Du côté de Randy c'est du tout bon et c'est même probablement, excluant 200 et 201, la meilleure intrigue de la saison, si ce n'est depuis la fin de la saison 11. Randy en quête de beuh, qui se met les couilles face à un micro-ondes, qui a des couilles énormes, qui les transporte dans une brouette en chantant "Buffalo Soldier", AUCUNE FAUSSE NOTE dans ces scènes génialissimes qui valent leur pesant de cacahuètes - c'estlecasdeledire - c'est du rire à tous les étages. Mention à la scène où tout le groupe d'hommes saute sur une musique burlesque. Et aussi la réaction des femmes qui est magnifiquement bien trouvée, un pur délire macho comme on n'en fait plus.
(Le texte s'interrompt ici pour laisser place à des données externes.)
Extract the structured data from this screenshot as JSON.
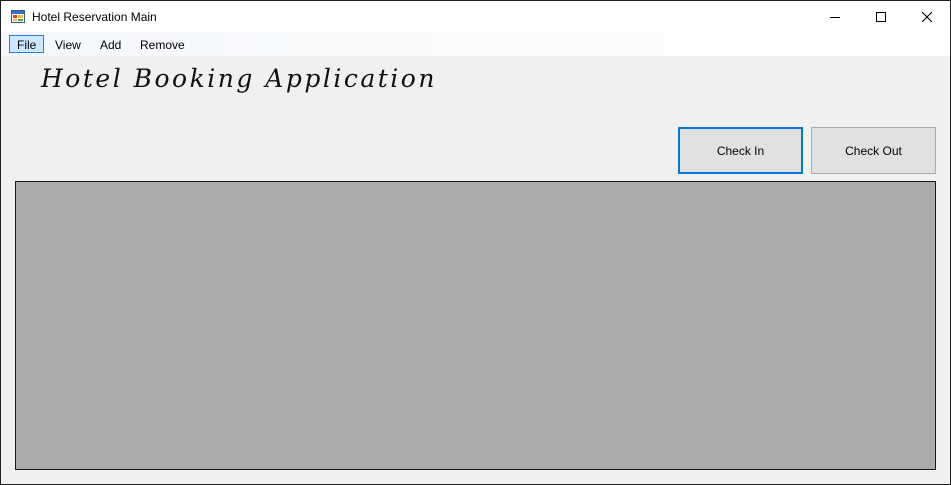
{
  "window": {
    "title": "Hotel Reservation Main",
    "icon": "app-window-icon",
    "controls": [
      "minimize-icon",
      "maximize-icon",
      "close-icon"
    ]
  },
  "menu": {
    "items": [
      {
        "label": "File",
        "active": true
      },
      {
        "label": "View",
        "active": false
      },
      {
        "label": "Add",
        "active": false
      },
      {
        "label": "Remove",
        "active": false
      }
    ]
  },
  "header": {
    "title": "Hotel Booking Application"
  },
  "actions": {
    "check_in_label": "Check In",
    "check_out_label": "Check Out"
  },
  "colors": {
    "panel_background": "#ababab",
    "focus_accent": "#0078d7",
    "menu_highlight": "#cce8ff"
  }
}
L'épisode a quand même un minimum syndical de fond puisqu'il traite de la vente de marijuana et de son cadre légal quelque peu incongru. En effet les testicules des hommes de South Park deviennent trop gros et ils ne peuvent plus passer la porte du centre. Mais ils ont besoin de leur dose de marijuana, et se pose alors la question de leur vendre hors du centre ou pas. Le manque de KFC ayant créé des trafics, les centres KFC vont être rétablis et la pharmacie verte fermée. Au final, Randy doit vraiment se faire soigner et Cartman retrouve son régime alimentaire habituel.
Une fois n'est pas coutume pour South Park, la fin est titanesque avec Sharon Marsh dans un grand délire féminin des familles. Empaqueté, l'épisode donne un très bon ensemble relativement sympathique à l'oeil et à l'oreille avec des gags excellents en tous sens. C'est avec cet épisode que j'ai commencé à me dire que cette saison serait meilleure que les deux précédentes.